Karla aus Esteli erzählte die Geschichte eines Geschwisterpaares, das ausgewandert ist. "Luis Enrique hatte einen Freund in Houston und hörte, dass alles ganz einfach und die Bezahlung gut sei. Also zahlte er den Schleppern 2.500 Dollar und sie brachten ihn zuerst nach Cancun. Er saß einen Monat lang in einem Haus fest und konnte nicht weg und verbrauchte das Geld, das er bei sich hatte. Schließlich schaffte er es nach Houston und hatte nach etwa drei Monaten Arbeit. Jahrelang wanderte mein Bruder jedes Jahr zum Arbeiten entweder nach Costa Rica oder nach El Salvador aus. Aber in den letzten Jahren gab es keine Arbeit mehr." Ihr Bruder ist ein Unterstützer der sandinistischen Regierung.

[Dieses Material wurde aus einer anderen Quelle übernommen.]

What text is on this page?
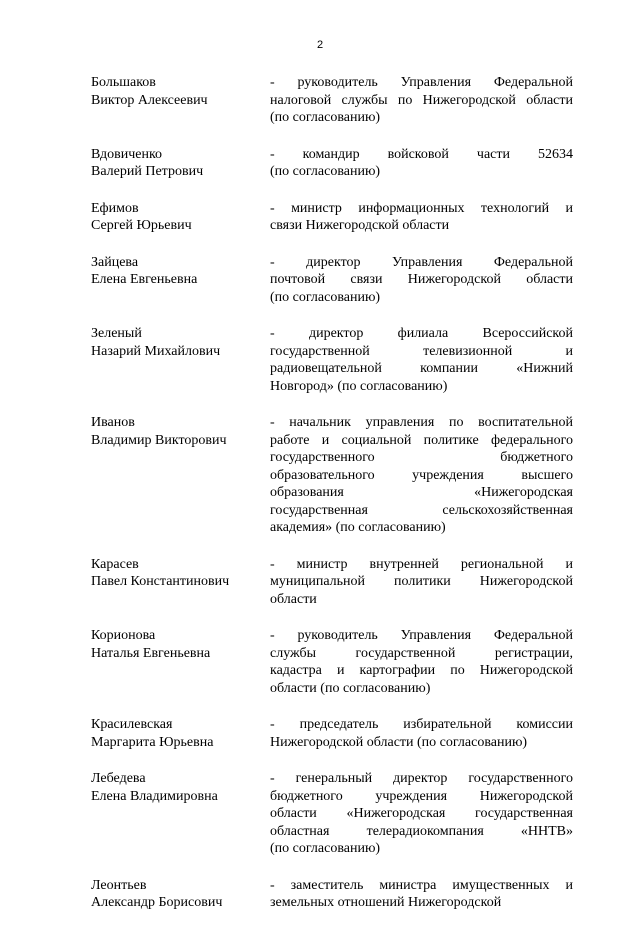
2
Большаков
Виктор Алексеевич
- руководитель Управления Федеральной
налоговой службы по Нижегородской области
(по согласованию)
Вдовиченко
Валерий Петрович
- командир войсковой части 52634
(по согласованию)
Ефимов
Сергей Юрьевич
- министр информационных технологий и
связи Нижегородской области
Зайцева
Елена Евгеньевна
- директор Управления Федеральной
почтовой связи Нижегородской области
(по согласованию)
Зеленый
Назарий Михайлович
- директор филиала Всероссийской
государственной телевизионной и
радиовещательной компании «Нижний
Новгород» (по согласованию)
Иванов
Владимир Викторович
- начальник управления по воспитательной
работе и социальной политике федерального
государственного бюджетного
образовательного учреждения высшего
образования «Нижегородская
государственная сельскохозяйственная
академия» (по согласованию)
Карасев
Павел Константинович
- министр внутренней региональной и
муниципальной политики Нижегородской
области
Корионова
Наталья Евгеньевна
- руководитель Управления Федеральной
службы государственной регистрации,
кадастра и картографии по Нижегородской
области (по согласованию)
Красилевская
Маргарита Юрьевна
- председатель избирательной комиссии
Нижегородской области (по согласованию)
Лебедева
Елена Владимировна
- генеральный директор государственного
бюджетного учреждения Нижегородской
области «Нижегородская государственная
областная телерадиокомпания «ННТВ»
(по согласованию)
Леонтьев
Александр Борисович
- заместитель министра имущественных и
земельных отношений Нижегородской
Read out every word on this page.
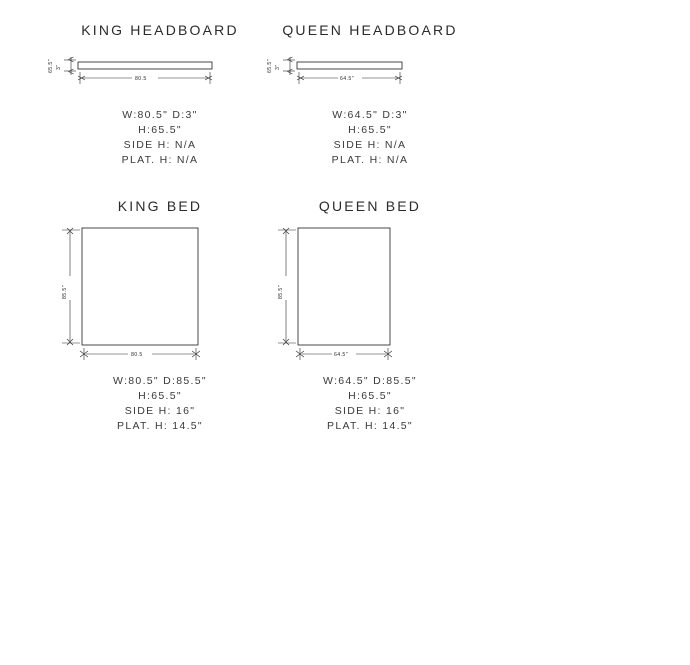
KING HEADBOARD
3"
65.5"
80.5
W:80.5" D:3"
H:65.5"
SIDE H: N/A
PLAT. H: N/A
QUEEN HEADBOARD
3"
65.5"
64.5"
W:64.5" D:3"
H:65.5"
SIDE H: N/A
PLAT. H: N/A
KING BED
85.5"
80.5
W:80.5" D:85.5"
H:65.5"
SIDE H: 16"
PLAT. H: 14.5"
QUEEN BED
85.5"
64.5"
W:64.5" D:85.5"
H:65.5"
SIDE H: 16"
PLAT. H: 14.5"
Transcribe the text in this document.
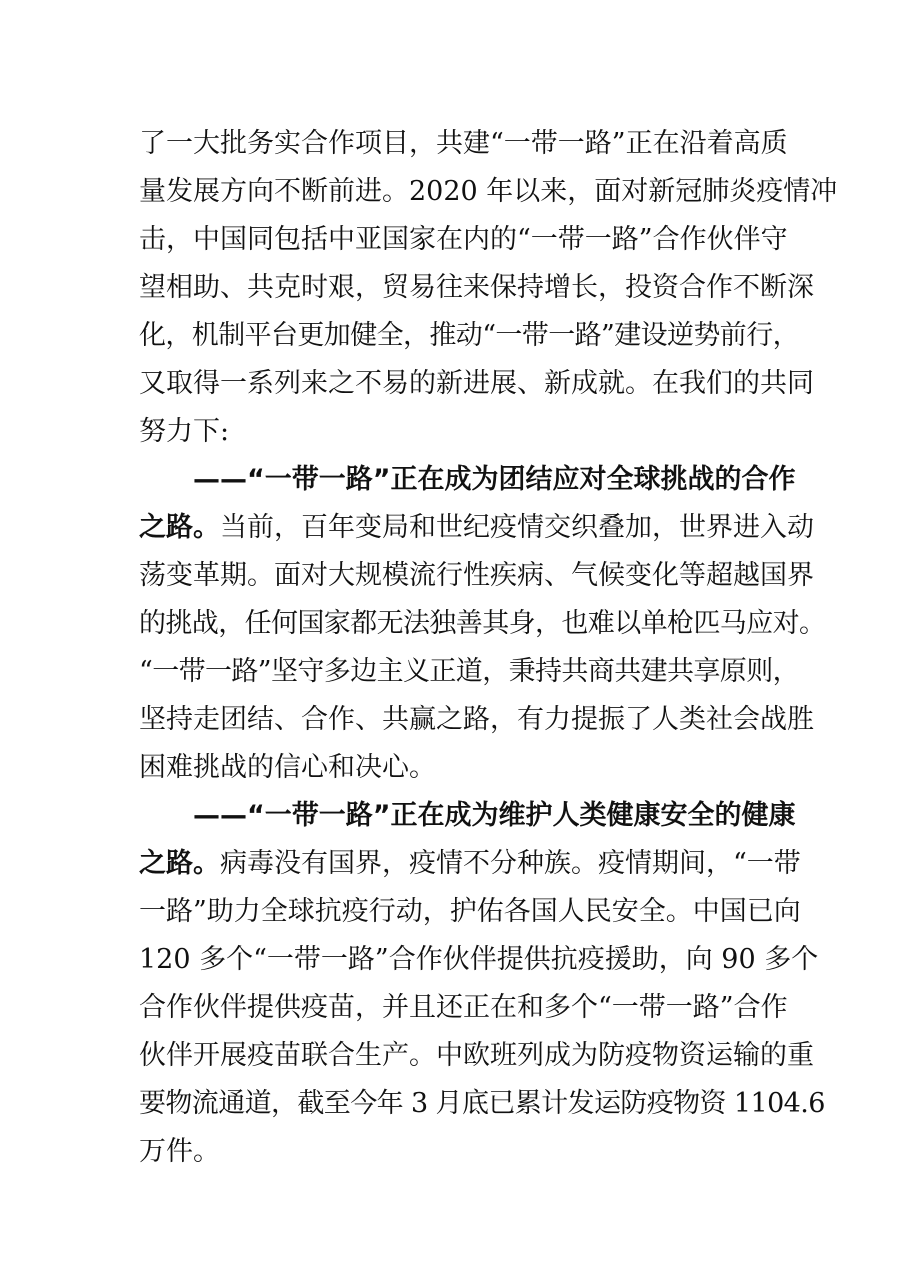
了一大批务实合作项目，共建“一带一路”正在沿着高质
量发展方向不断前进。2020 年以来，面对新冠肺炎疫情冲
击，中国同包括中亚国家在内的“一带一路”合作伙伴守
望相助、共克时艰，贸易往来保持增长，投资合作不断深
化，机制平台更加健全，推动“一带一路”建设逆势前行，
又取得一系列来之不易的新进展、新成就。在我们的共同
努力下:
——“一带一路”正在成为团结应对全球挑战的合作
之路。当前，百年变局和世纪疫情交织叠加，世界进入动
荡变革期。面对大规模流行性疾病、气候变化等超越国界
的挑战，任何国家都无法独善其身，也难以单枪匹马应对。
“一带一路”坚守多边主义正道，秉持共商共建共享原则，
坚持走团结、合作、共赢之路，有力提振了人类社会战胜
困难挑战的信心和决心。
——“一带一路”正在成为维护人类健康安全的健康
之路。病毒没有国界，疫情不分种族。疫情期间，“一带
一路”助力全球抗疫行动，护佑各国人民安全。中国已向
120 多个“一带一路”合作伙伴提供抗疫援助，向 90 多个
合作伙伴提供疫苗，并且还正在和多个“一带一路”合作
伙伴开展疫苗联合生产。中欧班列成为防疫物资运输的重
要物流通道，截至今年 3 月底已累计发运防疫物资 1104.6
万件。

Karla sagt, dass Flor, ebenfalls eine Sandinistin, dasselbe getan hat. "Als sie in die USA kam, stellte sie sich den Grenzbeamten und sagte ihnen, dass sie in Minneapolis eine Bleibe habe, und sie flogen sie dorthin. Sie hatte keine Arbeit, hatte keine angemessene Kleidung, nicht einmal einen Mantel. Sie brauchte dann etwa 250 Dollar für falsche Papiere, um sich für einen Job bewerben zu können. Über kirchliche Kontakte erhielt sie schließlich weitere Hilfe und Kleidung, die sie brauchte, und fand später Arbeit. Sie sagt, wenn sie gewusst hätte, wie schwer das alles sein würde, wäre sie nicht gegangen. Flor will offenbar alle ihre Schulden abbezahlen und nach Nicaragua zurückkehren.

Eine Friseurin aus Managua erzählt die Geschichte ihres Bruders Sergio: "Er ist mit seiner ganzen Familie vor 14 Monaten gegangen.  Er hatte kurz vor der COVID-Krise seinen Job verloren und suchte hier Arbeit als Fahrer. Seine Frau hatte Verwandte in den USA. Sie verkauften alles, flogen nach Guatemala und gelangten mit Hilfe nach und durch Mexiko bis zur US-Grenze. Sie informierten die Grenzbehörden, dass sie Verwandte hatten, die bereit waren, sie bei sich aufzunehmen.  Sergio arbeitet jetzt in Las Vegas und seine beiden Kinder gehen zur Schule.

Ein Professor an der UNAN-Universität in Managua mit Verbindungen in die Vereinigten Staaten erzählt die Geschichte von drei Neffen aus prominenten nicaraguanischen Familien: "Sie waren alle Absolventen der Lincoln-Schule hier in Managua und erhielten alle Teilstipendien für ein Studium an der Wharton School of Economics, am Boston College und an der University of Richmond. Zwei von ihnen, die ein paar Jahre später als die ersten studierten, erhielten problemlos eine Arbeitserlaubnis für den Aufenthalt in den USA. Einer von ihnen, ein Wirtschaftsingenieur, arbeitet nun schon seit vier Jahren dort."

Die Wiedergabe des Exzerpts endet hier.